Introduction – Cette
lettre a été écrite peu après l'assemblée générale qui a
précédé notre rentrée. Aujourd'hui, la lutte semble victorieuse,
tous les espoirs sont permis selon les plus récentes affirmations de
notre nouvelle Première Ministre qui nous plonge à nouveau dans
cette pénible attente que nous connaissons si bien. Cependant, comme
rien n'est encore officiellement gagné, je pense que le contenu de
cette lettre demeure pertinent. De plus, je souhaite de tout cœur
que les membres n'aient pas adopté la proposition visant à
restreindre leur liberté de faire des propositions à saveur
politique, réduire la portée de leur participation aux assemblée
générales et, par extension, les pouvoirs que se donnent
l'association; une proposition qui fait fi du caractère exceptionnel
du contexte qui a fait naître notre lutte et qui présuppose la
possibilité de circonscrire le champ de la littérature en l'isolant
complètement du milieu dans lequel celle-ci émerge et du milieu où
se déploient les étudiants.
Bonne lecture!
--
Québec, le 30 août 2012
À mes ami-e-s, collègues et
connaissances en littérature...
Chères
et chers ami-e-s littéraires,
Je
suis en colère, en colère noire.
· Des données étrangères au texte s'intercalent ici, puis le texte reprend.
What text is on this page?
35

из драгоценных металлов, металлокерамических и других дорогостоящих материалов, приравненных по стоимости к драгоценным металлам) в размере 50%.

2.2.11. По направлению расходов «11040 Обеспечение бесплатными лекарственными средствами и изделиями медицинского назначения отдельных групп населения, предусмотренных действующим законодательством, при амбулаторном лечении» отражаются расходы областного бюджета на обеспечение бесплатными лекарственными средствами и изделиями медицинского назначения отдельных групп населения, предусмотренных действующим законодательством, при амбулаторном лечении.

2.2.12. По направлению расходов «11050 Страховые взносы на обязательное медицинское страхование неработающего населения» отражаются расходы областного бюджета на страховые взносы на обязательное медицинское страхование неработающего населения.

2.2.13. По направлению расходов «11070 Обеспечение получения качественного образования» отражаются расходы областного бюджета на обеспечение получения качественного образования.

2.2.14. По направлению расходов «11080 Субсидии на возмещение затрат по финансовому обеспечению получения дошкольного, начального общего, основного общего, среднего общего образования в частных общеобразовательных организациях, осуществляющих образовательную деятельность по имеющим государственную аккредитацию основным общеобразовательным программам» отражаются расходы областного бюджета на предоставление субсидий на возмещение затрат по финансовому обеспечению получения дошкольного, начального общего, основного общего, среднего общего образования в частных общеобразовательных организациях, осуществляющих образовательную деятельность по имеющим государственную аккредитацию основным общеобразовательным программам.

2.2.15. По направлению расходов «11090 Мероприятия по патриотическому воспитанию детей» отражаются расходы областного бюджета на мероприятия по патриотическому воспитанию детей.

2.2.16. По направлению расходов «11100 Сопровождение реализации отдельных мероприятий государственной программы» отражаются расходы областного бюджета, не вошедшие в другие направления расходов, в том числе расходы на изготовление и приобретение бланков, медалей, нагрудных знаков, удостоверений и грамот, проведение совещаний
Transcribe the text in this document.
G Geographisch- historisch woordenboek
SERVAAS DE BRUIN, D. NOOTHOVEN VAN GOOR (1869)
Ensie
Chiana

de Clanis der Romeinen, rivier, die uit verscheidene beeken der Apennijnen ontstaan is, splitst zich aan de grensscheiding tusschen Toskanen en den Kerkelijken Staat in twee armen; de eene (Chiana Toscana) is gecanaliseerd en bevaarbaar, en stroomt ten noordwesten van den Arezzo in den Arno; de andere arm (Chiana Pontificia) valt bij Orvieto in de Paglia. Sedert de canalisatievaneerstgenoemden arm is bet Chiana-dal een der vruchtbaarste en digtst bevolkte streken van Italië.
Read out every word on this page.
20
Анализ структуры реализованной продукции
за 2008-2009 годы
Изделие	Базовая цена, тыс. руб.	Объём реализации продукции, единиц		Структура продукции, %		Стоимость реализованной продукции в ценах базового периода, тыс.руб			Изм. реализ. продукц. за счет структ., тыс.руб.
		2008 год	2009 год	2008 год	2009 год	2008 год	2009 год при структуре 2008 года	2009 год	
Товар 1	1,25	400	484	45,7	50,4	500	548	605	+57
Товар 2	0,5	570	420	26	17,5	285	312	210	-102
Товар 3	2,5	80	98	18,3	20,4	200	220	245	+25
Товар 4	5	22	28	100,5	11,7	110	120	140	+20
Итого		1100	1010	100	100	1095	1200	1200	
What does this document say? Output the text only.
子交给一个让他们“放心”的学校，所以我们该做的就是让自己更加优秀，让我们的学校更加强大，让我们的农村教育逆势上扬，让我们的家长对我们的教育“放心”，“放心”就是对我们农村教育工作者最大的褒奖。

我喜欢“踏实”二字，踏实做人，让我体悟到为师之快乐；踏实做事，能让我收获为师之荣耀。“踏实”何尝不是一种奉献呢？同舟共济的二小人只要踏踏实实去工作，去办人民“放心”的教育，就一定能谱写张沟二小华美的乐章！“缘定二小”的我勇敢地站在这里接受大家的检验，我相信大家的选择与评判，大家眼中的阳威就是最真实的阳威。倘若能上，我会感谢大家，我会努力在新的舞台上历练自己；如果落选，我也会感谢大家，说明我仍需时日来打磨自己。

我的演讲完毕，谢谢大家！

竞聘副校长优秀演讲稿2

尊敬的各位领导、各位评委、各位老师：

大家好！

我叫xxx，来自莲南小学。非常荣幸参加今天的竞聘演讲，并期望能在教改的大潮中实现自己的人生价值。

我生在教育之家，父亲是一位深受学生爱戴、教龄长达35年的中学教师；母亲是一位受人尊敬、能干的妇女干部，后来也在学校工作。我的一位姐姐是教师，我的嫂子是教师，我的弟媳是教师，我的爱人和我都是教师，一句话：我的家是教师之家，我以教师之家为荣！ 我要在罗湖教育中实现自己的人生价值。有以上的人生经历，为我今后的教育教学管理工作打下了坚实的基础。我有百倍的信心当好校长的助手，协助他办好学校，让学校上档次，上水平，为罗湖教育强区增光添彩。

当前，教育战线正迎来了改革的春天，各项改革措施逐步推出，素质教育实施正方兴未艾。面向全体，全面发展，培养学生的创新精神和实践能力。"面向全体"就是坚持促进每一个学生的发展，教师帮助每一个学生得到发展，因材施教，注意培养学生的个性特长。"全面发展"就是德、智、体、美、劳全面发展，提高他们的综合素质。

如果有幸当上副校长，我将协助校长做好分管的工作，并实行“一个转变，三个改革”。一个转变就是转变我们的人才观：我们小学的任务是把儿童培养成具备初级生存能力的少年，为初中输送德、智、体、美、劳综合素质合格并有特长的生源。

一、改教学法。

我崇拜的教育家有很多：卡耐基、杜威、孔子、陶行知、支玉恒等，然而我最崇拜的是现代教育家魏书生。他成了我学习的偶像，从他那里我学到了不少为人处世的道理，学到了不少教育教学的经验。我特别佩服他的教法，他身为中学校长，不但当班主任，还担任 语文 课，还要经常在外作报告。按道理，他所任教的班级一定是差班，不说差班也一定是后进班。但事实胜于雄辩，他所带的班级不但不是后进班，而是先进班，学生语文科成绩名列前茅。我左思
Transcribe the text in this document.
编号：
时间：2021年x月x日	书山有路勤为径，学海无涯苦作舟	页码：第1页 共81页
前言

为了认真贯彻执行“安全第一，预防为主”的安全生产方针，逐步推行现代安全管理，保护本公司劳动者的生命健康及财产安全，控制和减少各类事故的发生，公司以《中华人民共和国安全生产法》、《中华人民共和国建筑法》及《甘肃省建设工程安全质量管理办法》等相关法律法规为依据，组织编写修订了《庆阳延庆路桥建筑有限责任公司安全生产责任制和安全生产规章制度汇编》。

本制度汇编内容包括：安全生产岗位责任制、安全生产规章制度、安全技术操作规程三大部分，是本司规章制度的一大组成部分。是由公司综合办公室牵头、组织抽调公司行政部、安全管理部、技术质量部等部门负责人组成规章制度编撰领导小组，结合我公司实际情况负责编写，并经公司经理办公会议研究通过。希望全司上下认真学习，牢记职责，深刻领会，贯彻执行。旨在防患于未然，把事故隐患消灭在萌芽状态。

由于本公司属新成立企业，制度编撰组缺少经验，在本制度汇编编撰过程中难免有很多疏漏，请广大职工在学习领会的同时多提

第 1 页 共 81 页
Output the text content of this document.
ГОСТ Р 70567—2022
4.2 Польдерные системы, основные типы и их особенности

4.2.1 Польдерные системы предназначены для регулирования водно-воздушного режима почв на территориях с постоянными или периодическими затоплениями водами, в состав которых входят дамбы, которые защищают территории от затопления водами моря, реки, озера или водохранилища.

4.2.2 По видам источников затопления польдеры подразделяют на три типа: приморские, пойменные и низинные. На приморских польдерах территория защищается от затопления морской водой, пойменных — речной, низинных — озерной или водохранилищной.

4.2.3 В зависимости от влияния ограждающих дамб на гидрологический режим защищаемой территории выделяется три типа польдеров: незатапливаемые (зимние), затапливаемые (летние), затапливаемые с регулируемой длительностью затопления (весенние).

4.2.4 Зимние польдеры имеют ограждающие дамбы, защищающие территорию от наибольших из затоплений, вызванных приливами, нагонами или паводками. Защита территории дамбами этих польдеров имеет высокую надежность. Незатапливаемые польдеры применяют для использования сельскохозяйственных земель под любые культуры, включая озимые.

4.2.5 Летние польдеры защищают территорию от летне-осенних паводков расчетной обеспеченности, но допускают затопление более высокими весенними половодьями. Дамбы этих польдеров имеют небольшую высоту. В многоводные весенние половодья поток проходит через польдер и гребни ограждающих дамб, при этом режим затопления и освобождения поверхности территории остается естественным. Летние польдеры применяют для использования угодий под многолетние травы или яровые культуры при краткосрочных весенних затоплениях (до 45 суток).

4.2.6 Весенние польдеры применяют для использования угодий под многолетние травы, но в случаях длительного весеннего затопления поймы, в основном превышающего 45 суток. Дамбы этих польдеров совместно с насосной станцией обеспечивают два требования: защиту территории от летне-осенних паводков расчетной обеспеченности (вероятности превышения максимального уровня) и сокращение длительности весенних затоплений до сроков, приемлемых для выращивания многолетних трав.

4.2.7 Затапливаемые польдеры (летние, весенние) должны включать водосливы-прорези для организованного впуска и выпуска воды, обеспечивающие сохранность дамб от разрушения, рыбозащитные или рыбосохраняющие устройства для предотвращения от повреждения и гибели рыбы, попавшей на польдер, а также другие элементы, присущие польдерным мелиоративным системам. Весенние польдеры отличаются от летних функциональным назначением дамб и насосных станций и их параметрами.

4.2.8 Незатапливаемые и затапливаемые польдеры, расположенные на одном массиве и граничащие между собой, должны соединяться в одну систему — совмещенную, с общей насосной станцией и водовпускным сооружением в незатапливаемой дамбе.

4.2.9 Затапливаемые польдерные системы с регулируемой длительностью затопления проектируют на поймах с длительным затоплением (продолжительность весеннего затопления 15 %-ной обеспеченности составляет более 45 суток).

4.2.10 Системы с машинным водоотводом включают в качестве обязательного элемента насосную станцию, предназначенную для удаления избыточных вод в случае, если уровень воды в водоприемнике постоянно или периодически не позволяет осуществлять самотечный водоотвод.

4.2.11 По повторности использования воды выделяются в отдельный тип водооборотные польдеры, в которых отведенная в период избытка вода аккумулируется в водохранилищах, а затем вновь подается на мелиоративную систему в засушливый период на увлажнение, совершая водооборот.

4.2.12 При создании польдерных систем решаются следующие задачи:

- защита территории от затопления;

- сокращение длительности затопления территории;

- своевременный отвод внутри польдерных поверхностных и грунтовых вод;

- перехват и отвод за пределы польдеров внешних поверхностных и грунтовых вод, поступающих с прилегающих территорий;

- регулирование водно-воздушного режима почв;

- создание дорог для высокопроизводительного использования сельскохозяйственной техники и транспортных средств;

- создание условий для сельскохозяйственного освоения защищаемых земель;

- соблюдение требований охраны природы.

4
Je suis déçue aussi. Je me sens
trahie. Où est cette majorité galvanisée qui avait le courage de
ses convictions? Où sont-elles donc, ces convictions? À notre
dernière assemblée générale, tout s'est passé comme si le climat
social et politique avaient changé, comme si les raisons qui
motivaient notre grève et notre lutte n'existaient plus. Soudain, je
me sentais comme si j'avais imaginé le soulèvement et il
m'apparaissait impossible que ce soit la même cohorte qui se dépêche
de voter une fausse trêve dans une joie mal dissimulée.
Si
je vous écris, ce n'est pas pour vous faire la morale, pour présumer
de vos intentions ou pour vous demander de faire un examen de
conscience... vous connaissez mon dégoût pour ces procédés
rhétoriques très loin de l'argumentation et qui ne servent qu'à
générer des émotions négatives. Non, si je vous écris, c'est
pour me vider le cœur, pour pouvoir vous regarder en face à nouveau
et ne plus me sentir mal à l'aise.
J'ai
eu beaucoup de discussions étranges, en personne ou sur Facebook,
qui m'ont laissée pantoise (« pantoite », comme dirait
l'autre). Le hasard, la négligence ou bien des gestes calculés
(fort probablement les trois) ont fait en sorte que je me suis sentie
muselée à plusieurs reprises et de multiples façons, que ce soit
par les « oublis » ou omissions d'envoyer des
informations cruciales aux membres via la liste de courriel, ou par
la demande systématique de la question préalable en assemblée, ou
l'appel à la direction du programme pour intervenir dans la
démocratie étudiante, ou la suppression de mes publications
Facebook ou le détournement de mes interventions par toutes sortes
de procédés rhétoriques (utilisation de sous-entendus qui ne
permettent pas de réponse directe, affirmation que la personne n'est
pas la seule à penser ce qu'elle dit/écrit, dramatisation et
victimisation, personnalisation du débat, fausses accusations,
généralisations à outrance, sophismes, etc.) et, évidemment, par
ignorance (ou déni, quand c'est volontaire). Ces procédés
empêchent la circulation et le partage des idées dans un débat
sain.
De
mon côté, c'est ce que j'ai toujours espéré : un débat. On
a pourtant eu de belles assemblées où j'étais très fière des
discussions lors des votes ou des plénières, où je sentais qu'on
allait quelque part ensemble, qu'on faisait équipe et qu'on
travaillait à chercher un consensus. J'avais eu des exemples de
débats si inspirants au sein des congrès de la CLASSE! Toutefois,
quand les obstacles sont tombés les uns après les autres et
que le dénouement de la lutte est devenu incertain, j'ai
vu les débats s'envenimer et entendu des personnes chercher à
cracher du venin sur les autres. Dans ces moments-là, j'ai eu des
pensées condescendantes envers mes pairs que je m'empressais de
chasser ou de justifier, parfois par des explications toutes aussi
condescendantes mais peut-être plus près de la vérité. Je vous
jugeais et je m'en voulais de le faire. Au nom des mêmes valeurs –
solidarité, partage, entraide – nous prônions des comportements
opposés!
Quand
j'ai entendu les témoignages – certains m'ont réellement émue –,
je me suis surprise à penser que nous étions en train d'oublier
notre lieu de naissance, notre chance indiscutable, notre confort,
même dans la pauvreté, qui nous permet d'avoir accès à l'eau
potable, au système de santé, à l'éducation, à des organismes
communautaires, à l'assistance sociale, etc. On ne cessait de nous
casser les oreilles avec les « conséquences graves qu'aurait
la grève pour certaines personnes », comme si elles étaient
supérieures aux effets de la hausse sur ces mêmes personnes...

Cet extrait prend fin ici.